This review describes biomarkers of brain damage, such as S100B and Tau protein, and discusses the role of thromboembolic material in postoperative cognitive dysfunction among orthopedic patients.
This review summarizes the role of various brain damage biomarkers and the optimization of surgical and anesthetic procedures in understanding and preventing postoperative cognitive decline in orthopedic patients.
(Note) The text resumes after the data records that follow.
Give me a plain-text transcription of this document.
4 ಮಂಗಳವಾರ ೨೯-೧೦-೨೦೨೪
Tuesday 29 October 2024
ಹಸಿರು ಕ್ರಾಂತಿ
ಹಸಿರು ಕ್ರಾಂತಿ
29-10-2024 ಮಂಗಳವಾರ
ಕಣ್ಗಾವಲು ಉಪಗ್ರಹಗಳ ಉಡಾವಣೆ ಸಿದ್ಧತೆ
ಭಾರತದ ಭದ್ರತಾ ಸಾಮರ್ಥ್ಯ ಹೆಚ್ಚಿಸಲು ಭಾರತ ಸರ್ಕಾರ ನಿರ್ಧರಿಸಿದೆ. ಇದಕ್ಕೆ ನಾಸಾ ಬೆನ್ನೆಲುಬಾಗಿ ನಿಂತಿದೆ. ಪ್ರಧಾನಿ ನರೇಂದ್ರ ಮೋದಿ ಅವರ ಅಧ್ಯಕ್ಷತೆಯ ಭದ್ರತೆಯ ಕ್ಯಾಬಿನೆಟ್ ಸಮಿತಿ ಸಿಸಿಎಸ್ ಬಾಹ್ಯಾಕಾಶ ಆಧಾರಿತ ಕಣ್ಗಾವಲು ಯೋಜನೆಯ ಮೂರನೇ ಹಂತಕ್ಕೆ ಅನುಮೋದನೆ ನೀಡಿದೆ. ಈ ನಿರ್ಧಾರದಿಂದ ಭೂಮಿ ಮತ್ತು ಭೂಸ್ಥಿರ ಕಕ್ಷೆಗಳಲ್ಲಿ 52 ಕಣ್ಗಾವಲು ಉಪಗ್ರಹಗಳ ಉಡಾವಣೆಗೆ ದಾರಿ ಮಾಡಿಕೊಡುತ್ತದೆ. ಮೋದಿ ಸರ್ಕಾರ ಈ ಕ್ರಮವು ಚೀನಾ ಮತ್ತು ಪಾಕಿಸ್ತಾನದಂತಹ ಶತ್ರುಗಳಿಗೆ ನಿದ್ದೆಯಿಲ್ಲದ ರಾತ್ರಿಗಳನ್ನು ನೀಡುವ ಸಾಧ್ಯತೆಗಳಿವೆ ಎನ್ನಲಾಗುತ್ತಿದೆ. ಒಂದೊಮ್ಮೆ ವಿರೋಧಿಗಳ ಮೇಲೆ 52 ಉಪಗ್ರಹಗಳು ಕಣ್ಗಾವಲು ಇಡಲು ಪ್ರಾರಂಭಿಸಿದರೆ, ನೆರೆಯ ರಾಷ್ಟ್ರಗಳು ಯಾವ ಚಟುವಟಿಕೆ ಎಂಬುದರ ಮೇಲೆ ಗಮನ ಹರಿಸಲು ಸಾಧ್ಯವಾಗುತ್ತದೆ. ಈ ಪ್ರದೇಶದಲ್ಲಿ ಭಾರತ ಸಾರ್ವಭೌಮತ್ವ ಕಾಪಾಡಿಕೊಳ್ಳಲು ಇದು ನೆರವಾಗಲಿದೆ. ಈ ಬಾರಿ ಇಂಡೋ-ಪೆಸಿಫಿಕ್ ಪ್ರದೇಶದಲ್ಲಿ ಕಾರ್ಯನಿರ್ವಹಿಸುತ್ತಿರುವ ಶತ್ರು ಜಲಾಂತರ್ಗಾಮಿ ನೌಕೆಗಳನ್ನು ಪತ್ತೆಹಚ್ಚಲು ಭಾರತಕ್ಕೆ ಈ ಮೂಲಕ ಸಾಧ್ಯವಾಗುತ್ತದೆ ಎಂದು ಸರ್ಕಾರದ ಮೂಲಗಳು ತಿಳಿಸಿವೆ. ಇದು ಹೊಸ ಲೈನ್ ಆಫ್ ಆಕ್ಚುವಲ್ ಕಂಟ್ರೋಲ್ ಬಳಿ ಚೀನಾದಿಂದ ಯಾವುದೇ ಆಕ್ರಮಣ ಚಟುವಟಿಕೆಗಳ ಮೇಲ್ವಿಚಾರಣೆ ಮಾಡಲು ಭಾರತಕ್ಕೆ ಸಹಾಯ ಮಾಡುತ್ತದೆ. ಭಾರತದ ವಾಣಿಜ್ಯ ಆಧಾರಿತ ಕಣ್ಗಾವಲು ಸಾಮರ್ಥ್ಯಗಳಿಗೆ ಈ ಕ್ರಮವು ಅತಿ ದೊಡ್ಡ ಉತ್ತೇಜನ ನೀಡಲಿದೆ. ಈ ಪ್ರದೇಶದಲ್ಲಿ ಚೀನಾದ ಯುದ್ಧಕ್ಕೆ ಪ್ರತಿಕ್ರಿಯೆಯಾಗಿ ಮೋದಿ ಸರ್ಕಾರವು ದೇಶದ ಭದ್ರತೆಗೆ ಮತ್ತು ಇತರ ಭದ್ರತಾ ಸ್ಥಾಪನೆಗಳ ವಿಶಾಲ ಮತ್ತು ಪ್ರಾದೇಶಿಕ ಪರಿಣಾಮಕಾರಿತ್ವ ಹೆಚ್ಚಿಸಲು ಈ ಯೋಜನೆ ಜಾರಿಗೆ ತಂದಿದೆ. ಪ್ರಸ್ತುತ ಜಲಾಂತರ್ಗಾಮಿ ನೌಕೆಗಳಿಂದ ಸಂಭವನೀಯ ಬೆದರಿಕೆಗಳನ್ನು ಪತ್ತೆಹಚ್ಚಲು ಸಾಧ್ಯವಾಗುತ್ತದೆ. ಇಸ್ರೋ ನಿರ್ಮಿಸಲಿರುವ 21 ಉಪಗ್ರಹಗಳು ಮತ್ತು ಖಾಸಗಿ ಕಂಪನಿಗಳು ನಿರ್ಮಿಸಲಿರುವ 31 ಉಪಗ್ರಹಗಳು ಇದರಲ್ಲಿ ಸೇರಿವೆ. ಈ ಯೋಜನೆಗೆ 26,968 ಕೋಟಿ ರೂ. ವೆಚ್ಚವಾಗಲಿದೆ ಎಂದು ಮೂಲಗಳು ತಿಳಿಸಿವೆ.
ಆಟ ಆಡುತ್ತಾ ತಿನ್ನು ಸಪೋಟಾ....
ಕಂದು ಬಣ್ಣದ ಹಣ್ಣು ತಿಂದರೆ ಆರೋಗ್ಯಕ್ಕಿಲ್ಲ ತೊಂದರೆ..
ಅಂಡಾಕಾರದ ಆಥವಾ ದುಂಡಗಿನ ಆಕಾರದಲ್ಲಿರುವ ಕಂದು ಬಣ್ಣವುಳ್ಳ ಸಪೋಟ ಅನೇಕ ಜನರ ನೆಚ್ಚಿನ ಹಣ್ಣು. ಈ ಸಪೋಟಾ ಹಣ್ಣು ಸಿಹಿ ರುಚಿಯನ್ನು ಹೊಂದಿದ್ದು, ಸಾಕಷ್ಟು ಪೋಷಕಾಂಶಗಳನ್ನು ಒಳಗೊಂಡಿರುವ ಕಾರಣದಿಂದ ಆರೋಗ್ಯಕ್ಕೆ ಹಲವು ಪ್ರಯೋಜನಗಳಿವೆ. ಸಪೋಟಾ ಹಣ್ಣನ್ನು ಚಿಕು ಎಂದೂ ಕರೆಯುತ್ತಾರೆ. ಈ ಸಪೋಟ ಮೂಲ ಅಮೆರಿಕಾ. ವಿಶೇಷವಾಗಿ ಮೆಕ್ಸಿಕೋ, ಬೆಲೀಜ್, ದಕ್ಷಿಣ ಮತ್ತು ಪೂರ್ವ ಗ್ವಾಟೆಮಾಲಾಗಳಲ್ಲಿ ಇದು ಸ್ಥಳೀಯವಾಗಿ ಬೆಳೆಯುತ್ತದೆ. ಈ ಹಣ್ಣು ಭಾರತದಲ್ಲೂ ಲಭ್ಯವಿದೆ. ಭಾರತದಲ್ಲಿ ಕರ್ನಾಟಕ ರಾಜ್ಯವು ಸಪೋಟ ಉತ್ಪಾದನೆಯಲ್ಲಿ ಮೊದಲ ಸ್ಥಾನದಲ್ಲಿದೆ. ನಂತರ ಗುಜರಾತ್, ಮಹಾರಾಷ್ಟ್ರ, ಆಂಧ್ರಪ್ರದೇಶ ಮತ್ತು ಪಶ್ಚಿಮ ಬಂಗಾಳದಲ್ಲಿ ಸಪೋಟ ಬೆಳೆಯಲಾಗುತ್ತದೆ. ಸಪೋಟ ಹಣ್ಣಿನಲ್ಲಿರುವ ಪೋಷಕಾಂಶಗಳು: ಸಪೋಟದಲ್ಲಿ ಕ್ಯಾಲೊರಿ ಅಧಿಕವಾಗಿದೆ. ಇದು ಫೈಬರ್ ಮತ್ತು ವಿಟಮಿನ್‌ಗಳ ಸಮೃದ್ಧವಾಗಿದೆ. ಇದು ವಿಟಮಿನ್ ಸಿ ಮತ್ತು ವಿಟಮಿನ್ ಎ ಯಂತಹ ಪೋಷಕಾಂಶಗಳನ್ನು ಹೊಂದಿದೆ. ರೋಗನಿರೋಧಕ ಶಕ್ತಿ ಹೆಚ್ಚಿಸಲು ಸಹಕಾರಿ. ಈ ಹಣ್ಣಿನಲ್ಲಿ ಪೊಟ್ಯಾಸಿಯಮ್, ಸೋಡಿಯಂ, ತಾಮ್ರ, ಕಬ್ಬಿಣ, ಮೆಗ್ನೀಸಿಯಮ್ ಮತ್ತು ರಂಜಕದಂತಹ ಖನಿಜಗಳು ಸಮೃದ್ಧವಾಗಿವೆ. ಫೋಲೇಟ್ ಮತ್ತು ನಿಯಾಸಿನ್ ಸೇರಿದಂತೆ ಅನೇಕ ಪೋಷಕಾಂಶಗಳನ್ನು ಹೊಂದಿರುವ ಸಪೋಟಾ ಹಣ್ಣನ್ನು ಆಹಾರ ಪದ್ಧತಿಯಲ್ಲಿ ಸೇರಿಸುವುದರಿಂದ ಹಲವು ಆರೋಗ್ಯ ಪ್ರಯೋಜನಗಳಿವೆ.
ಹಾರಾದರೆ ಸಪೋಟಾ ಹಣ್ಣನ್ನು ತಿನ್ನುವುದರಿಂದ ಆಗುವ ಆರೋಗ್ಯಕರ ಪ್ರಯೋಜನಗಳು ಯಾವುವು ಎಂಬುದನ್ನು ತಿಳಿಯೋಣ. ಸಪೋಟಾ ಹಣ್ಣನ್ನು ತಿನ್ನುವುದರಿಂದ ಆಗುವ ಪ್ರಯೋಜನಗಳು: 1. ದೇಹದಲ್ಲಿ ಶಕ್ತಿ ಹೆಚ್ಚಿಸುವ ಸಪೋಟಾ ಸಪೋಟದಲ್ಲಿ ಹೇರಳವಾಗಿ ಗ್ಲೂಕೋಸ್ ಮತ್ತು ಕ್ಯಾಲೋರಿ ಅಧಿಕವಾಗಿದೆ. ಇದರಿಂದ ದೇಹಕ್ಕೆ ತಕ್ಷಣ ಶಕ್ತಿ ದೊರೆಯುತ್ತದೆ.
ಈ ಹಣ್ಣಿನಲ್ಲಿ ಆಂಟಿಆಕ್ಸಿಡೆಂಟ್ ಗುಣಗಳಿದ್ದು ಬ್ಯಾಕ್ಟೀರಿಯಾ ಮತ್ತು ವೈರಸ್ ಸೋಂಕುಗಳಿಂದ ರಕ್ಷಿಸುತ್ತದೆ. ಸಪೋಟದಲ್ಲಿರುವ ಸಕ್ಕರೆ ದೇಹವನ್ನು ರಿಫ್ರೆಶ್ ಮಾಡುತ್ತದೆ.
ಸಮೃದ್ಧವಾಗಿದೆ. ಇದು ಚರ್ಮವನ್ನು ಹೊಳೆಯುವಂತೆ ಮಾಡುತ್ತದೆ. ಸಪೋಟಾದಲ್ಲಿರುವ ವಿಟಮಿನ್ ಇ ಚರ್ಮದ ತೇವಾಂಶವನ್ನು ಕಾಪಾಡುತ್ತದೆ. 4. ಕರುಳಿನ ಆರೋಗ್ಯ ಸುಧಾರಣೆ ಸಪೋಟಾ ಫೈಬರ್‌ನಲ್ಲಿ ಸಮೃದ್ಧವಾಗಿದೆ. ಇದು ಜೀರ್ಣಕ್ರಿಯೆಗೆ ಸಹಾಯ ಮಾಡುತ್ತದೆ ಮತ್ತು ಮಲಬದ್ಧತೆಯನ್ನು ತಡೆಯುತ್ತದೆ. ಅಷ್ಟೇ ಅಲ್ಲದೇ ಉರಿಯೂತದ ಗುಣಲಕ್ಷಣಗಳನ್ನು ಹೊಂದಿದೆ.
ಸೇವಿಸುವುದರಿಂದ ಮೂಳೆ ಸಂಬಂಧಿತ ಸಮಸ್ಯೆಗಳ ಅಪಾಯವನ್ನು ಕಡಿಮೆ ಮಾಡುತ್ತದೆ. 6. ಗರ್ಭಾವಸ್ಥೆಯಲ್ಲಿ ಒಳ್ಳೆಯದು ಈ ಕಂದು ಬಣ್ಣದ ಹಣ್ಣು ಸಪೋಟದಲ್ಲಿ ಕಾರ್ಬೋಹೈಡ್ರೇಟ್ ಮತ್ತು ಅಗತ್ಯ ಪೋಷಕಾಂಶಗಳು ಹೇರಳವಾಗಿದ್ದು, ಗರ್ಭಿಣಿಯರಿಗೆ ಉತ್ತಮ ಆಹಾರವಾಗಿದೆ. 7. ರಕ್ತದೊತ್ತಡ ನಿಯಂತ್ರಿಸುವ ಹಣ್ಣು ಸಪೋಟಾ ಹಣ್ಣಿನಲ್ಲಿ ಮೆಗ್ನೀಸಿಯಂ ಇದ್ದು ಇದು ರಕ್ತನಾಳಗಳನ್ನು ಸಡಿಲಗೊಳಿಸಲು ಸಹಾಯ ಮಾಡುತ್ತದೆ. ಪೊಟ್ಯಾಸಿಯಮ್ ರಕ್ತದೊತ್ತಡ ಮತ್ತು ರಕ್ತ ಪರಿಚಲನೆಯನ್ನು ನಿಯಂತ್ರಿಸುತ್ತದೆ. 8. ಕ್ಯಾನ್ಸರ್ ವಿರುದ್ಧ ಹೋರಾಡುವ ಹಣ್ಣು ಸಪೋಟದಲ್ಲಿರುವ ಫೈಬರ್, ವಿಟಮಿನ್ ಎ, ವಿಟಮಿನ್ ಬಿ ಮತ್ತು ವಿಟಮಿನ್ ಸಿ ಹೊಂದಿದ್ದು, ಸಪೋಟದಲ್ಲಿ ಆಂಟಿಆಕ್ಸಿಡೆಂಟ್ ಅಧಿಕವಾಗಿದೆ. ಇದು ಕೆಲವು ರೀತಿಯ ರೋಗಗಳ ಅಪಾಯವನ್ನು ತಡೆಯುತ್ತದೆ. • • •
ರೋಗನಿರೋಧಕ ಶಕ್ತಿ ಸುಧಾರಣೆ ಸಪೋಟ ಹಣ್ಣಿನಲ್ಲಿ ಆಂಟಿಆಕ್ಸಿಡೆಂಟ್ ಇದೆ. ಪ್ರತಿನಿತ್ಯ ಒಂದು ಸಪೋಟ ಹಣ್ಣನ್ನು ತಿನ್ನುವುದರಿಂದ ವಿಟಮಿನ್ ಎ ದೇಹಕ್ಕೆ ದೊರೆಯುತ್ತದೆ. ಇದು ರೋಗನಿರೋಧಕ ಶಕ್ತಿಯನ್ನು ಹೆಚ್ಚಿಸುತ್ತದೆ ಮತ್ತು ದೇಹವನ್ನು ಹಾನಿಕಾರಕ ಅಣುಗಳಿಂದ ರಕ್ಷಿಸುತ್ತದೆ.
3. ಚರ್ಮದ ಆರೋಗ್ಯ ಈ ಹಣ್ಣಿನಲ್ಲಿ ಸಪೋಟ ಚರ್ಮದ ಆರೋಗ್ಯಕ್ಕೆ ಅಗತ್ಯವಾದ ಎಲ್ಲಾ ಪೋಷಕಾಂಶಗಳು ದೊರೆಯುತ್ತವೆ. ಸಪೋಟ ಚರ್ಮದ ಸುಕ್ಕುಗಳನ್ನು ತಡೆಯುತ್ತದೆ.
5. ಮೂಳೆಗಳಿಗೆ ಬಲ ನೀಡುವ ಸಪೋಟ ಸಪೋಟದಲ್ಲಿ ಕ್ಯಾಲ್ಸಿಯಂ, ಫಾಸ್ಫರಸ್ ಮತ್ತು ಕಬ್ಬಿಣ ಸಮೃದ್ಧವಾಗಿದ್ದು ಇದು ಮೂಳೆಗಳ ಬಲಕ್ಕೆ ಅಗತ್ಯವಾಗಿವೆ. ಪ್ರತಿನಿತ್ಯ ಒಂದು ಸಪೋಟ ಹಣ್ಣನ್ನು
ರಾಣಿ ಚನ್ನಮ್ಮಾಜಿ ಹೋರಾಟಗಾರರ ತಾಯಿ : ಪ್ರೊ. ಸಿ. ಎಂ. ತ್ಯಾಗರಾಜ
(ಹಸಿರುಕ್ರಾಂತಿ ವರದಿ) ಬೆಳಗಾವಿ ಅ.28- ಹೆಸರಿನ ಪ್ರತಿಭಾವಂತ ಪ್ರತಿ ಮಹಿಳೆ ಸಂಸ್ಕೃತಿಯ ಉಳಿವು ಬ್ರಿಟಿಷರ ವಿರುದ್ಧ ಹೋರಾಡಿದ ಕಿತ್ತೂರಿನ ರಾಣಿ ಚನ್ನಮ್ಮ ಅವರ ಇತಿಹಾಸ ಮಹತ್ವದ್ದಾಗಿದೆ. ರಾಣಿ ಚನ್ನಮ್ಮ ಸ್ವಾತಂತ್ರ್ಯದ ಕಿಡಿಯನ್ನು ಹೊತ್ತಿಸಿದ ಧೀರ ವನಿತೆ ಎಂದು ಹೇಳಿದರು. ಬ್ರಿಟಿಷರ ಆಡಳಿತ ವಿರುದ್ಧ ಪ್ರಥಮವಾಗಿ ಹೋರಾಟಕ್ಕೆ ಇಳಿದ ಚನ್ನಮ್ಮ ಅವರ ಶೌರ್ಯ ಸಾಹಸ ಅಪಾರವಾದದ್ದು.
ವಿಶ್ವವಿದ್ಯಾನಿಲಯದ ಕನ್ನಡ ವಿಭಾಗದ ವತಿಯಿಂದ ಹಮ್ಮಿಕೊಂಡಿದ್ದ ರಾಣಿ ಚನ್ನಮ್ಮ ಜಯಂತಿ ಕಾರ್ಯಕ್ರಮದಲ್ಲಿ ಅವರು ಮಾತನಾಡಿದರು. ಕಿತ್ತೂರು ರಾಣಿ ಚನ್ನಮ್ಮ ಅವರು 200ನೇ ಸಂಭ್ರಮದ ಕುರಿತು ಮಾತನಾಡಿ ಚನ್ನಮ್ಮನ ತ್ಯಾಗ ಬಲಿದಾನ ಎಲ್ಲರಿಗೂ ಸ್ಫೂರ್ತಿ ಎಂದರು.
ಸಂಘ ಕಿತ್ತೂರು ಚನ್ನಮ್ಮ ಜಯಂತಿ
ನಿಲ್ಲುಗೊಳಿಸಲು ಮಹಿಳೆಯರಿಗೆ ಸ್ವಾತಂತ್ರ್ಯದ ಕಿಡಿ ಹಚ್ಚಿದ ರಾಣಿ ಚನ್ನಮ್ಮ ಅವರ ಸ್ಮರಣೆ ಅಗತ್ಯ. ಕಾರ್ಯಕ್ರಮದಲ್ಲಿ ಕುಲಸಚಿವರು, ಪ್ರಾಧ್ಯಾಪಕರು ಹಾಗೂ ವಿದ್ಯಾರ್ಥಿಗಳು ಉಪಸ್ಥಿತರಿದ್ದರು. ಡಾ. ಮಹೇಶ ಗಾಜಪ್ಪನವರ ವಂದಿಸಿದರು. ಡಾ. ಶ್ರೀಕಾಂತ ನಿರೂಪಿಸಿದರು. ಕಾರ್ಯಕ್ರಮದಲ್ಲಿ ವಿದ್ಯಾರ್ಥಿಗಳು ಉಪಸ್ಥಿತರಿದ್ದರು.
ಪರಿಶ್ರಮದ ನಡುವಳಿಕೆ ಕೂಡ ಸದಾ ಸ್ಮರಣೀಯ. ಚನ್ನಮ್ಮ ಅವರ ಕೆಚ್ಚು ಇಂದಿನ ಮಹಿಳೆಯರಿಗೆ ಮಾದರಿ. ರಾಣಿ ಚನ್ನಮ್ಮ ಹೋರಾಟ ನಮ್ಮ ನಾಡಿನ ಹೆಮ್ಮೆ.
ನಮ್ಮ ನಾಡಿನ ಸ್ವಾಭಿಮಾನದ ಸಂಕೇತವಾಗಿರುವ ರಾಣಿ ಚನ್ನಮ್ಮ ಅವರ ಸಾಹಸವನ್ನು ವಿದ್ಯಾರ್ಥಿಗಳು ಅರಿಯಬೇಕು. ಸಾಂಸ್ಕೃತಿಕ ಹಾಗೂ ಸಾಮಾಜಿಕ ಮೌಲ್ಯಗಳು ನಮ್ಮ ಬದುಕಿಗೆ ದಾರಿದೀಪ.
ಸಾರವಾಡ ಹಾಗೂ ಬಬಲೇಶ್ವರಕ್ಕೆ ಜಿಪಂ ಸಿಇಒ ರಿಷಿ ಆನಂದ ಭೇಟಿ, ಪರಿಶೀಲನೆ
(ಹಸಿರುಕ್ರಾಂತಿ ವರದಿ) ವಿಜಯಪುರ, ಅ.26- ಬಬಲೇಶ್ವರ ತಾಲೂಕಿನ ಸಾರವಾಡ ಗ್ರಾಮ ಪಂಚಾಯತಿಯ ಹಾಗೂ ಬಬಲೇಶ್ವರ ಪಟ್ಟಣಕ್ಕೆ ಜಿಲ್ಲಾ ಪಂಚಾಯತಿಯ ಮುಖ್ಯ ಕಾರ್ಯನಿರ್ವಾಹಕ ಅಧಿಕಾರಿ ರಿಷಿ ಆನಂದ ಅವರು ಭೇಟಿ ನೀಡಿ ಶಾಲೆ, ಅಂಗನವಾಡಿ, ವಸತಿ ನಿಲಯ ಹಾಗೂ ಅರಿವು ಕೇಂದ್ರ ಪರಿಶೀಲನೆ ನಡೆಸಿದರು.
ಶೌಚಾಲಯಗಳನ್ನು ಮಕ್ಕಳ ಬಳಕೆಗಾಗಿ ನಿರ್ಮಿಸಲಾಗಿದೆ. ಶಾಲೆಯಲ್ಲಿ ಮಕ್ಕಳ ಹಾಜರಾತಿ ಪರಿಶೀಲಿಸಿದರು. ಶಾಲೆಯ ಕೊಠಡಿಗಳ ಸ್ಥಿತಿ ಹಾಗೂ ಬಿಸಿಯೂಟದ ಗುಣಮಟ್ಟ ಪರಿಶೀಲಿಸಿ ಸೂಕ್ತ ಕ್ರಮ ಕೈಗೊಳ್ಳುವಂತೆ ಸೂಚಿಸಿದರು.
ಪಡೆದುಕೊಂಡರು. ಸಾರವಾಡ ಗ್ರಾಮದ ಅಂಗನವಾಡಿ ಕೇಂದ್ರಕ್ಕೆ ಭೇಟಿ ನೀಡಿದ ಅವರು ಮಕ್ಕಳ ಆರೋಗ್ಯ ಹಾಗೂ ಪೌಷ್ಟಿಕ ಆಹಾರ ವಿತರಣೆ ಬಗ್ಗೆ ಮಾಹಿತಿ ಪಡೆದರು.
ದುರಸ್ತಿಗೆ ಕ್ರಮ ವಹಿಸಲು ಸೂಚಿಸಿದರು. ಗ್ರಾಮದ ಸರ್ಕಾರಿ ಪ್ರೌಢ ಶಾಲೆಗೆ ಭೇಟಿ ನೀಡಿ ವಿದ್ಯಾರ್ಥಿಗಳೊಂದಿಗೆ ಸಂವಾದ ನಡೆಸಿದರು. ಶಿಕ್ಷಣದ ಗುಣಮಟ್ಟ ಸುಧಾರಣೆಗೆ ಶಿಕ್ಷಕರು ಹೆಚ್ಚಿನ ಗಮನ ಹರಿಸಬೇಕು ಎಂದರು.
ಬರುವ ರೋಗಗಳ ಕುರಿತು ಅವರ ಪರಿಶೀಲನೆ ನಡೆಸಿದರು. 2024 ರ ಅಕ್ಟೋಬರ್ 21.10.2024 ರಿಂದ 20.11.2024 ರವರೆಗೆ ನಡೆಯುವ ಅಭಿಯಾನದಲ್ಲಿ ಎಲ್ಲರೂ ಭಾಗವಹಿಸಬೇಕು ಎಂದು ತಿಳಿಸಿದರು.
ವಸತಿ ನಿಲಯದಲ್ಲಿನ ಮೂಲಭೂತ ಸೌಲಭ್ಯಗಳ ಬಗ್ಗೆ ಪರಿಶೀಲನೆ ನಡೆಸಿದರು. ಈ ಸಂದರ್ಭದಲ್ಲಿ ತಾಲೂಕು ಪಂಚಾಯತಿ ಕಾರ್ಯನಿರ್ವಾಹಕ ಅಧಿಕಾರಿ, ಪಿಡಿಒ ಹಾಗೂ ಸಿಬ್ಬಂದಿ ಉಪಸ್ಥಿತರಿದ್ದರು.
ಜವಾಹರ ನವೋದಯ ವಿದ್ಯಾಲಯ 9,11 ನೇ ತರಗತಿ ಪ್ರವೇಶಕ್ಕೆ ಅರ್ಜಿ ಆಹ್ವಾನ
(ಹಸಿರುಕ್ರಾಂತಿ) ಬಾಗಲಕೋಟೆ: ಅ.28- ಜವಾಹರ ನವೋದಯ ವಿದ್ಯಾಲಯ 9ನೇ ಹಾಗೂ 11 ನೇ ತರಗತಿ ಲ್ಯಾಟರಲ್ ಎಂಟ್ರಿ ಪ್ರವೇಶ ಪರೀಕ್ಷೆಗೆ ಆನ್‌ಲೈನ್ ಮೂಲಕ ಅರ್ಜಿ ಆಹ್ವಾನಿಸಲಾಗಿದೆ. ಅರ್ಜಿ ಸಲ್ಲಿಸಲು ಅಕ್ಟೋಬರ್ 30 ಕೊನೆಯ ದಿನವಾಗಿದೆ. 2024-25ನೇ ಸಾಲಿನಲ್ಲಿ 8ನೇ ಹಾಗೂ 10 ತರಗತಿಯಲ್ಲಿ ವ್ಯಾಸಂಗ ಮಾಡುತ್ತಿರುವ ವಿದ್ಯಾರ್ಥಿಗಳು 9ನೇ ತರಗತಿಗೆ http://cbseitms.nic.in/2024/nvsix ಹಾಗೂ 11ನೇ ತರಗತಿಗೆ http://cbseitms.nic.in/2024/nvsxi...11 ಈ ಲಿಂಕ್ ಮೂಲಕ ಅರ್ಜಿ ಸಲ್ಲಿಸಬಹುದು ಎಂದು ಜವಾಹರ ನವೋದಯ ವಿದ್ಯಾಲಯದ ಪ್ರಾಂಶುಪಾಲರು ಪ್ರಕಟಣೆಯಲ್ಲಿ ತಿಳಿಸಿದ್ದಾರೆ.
The incidence of postoperative cognitive dysfunction (POCD) in orthopedic patients varies from 16% to 45%, although it can be as high as 72%. As a consequence, the hospitalization time of patients who developed POCD was longer, the outcome and quality of life were worsened, and prolonged medical and social assistance were necessary. In this review the short description of such biomarkers of brain damage as the S100B protein, NSE, GFAP, Tau protein, metalloproteinases, ubiquitin C terminal hydrolase, microtubule-associated protein, myelin basic protein, α-II spectrin breakdown products, and microRNA was made. The role of thromboembolic material in the development of cognitive decline was also discussed. Special attention was paid to optimization of surgical and anesthetic procedures in the prevention of postoperative cognitive decline.
Dariusz Tomaszewski (Thu,) conducted a review in Postoperative cognitive dysfunction in orthopedic patients. Biomarkers of brain damage was evaluated. This review describes biomarkers of brain damage, such as S100B and Tau protein, and discusses the role of thromboembolic material in postoperative cognitive dysfunction among orthopedic patients.